Japan's trade balance narrowed last month but exports fell again, particularly to major market China, official data showed Thursday.
The disappointing export figures underscore concerns about China's growth, despite signs of a modest pickup in the Japanese economy.
The finance ministry said Japan's November trade deficit shrunk by nearly 58 percent from a year ago to 379.7 billion yen ($3.1 billion), beating market expectations of a 480 billion yen deficit.
In October, Japan posted its first on-year trade surplus in seven months as the value of energy imports slumped on falling oil prices.
In the latest figures, shipments by Japanese firms to China dropped 8.1 percent, the fourth straight on-year fall, due to declines in exports of memory chips and other electronics parts.

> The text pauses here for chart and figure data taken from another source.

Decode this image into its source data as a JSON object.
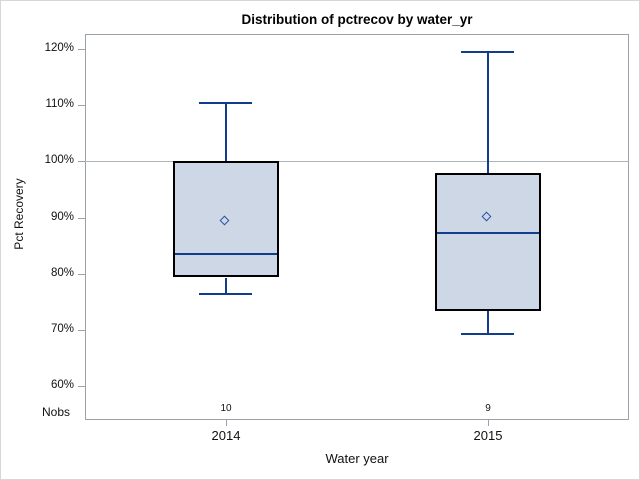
{
  "chart_data": {
    "type": "box",
    "title": "Distribution of pctrecov by water_yr",
    "xlabel": "Water year",
    "ylabel": "Pct Recovery",
    "nobs_label": "Nobs",
    "categories": [
      "2014",
      "2015"
    ],
    "nobs": [
      "10",
      "9"
    ],
    "y_ticks": [
      {
        "label": "120%",
        "value": 120
      },
      {
        "label": "110%",
        "value": 110
      },
      {
        "label": "100%",
        "value": 100
      },
      {
        "label": "90%",
        "value": 90
      },
      {
        "label": "80%",
        "value": 80
      },
      {
        "label": "70%",
        "value": 70
      },
      {
        "label": "60%",
        "value": 60
      }
    ],
    "ylim": [
      60,
      120
    ],
    "reference_line": 100,
    "grid": false,
    "legend": null,
    "series": [
      {
        "category": "2014",
        "nobs": 10,
        "whisker_low": 76.4,
        "q1": 79.3,
        "median": 83.5,
        "q3": 100.0,
        "whisker_high": 110.4,
        "mean": 89.3
      },
      {
        "category": "2015",
        "nobs": 9,
        "whisker_low": 69.3,
        "q1": 73.4,
        "median": 87.3,
        "q3": 97.9,
        "whisker_high": 119.4,
        "mean": 90.0
      }
    ],
    "colors": {
      "box_fill": "#cdd7e6",
      "box_border": "#000000",
      "whisker": "#123c8c",
      "median": "#123c8c",
      "mean_marker": "#2b52a3",
      "frame": "#9aa1a9",
      "reference_line": "#aeb3b9",
      "text": "#111111"
    }
  }
}
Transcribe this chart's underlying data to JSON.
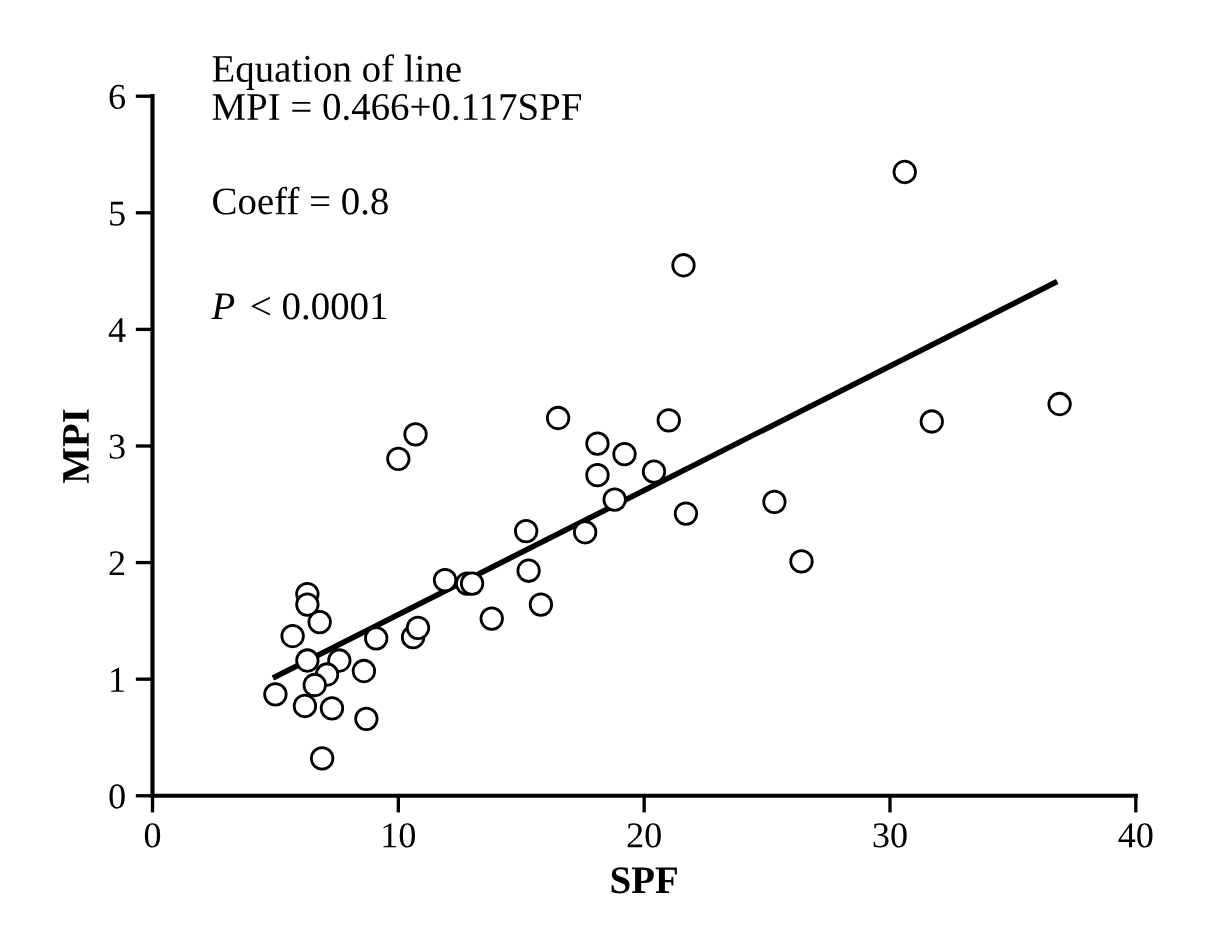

Total exports fell 3.3 percent, while imports were down 10.2 percent from the same month last year.
The figures highlight the challenges facing Tokyo's bid to kick-start the world's number three economy in the face of slowing global growth.
Prime Minister Shinzo Abe has been trying for nearly three years to revitalise the nation's economy through his signature "Abenomics" programme based on aggressive monetary easing by the Bank of Japan.
Last month, official economic growth figures showed another contraction in the July-September period, suggesting Japan's economy had fallen into its second recession in as many years.
But later revised figures actually showed modest growth in the third quarter, as capital spending and factory output picked up.
The data come after the US Federal Reserve on Wednesday raised key interest rates for the first time in nearly a decade, underscoring its confidence in the health of the world's top economy.
The move offers some good news for Japanese firms doing business in the key US market, analysts said.
"The domestic situation in the US looks good, and if the US is strong, that's positive for Japan," Ayako Sera, market strategist at Sumitomo Mitsui Trust Bank, told Bloomberg News.
But Japan's latest trade data point to "broadly stagnant external demand", said Marcel Thieliant from research house Capital Economics.